Specific firms have varying targets for the same tenor: - JPMorgan: 1.10 - Barclays: 1.08 - Goldman Sachs: 1.06 This reflects a consensus that while yields will rise, the degree and pace remain under debate among market players.

How other firms see it

The sentiment towards gilts is divided, with some firms, such as Goldman Sachs and JPMorgan, aligned with our perspectives on rising yields. Conversely, firms like BofA appear to take a more cautious view, predicting lower yields ahead due to a potential slowdown in inflation data.

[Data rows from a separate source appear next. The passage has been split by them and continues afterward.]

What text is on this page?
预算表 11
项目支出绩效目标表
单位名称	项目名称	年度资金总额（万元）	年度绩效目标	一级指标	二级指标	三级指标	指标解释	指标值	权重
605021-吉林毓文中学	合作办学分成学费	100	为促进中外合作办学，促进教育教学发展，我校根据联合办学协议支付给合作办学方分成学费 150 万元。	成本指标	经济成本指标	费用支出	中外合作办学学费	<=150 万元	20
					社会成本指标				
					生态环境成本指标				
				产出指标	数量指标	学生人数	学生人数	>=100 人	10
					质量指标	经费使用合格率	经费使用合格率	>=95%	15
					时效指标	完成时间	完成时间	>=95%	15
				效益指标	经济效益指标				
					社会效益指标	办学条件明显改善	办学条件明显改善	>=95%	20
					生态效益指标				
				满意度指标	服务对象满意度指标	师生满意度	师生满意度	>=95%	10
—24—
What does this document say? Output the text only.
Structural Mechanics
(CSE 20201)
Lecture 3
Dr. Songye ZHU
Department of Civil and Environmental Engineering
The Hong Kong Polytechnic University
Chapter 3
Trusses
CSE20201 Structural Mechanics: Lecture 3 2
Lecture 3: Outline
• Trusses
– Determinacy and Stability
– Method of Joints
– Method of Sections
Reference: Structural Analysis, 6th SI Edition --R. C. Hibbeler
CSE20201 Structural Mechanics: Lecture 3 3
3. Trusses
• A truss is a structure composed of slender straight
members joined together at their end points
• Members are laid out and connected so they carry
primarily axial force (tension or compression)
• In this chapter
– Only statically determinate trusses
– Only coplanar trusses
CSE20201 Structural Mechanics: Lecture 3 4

How firms align with this view

consensus1.0750range1.04001.1200

Aligned with the desk view

Contrary positioning

Key takeaways

  • 01Gilts face a triple threat from rising rates, economic forecasts, and inflation.
  • 02The Bank of England's tightening strategy may lead to reduced investor confidence.
  • 03Diverging targets among major banks signal uncertainty in future yield movements.

Market implications

The anticipated sell-off in gilts may lead to higher borrowing costs for the UK government, influencing fiscal policy and market stability. Investors may also shift their focus towards equities or other asset classes perceived as offering better risk-adjusted returns, thereby increasing volatility in the bond markets.

Risks to this view

Unforeseen geopolitical events or a more aggressive central bank stance could further elevate yield expectations. Conversely, a softer economic outlook may quell inflation fears, leading to more resilient bond markets than anticipated.

Sources & References

How we cover this story

FX Bank Forecast aggregates and indexes public bank-research RSS, press releases, and FX commentary. Firm and pair tagging are heuristic — verify against the original source before trading. We do not endorse third-party content.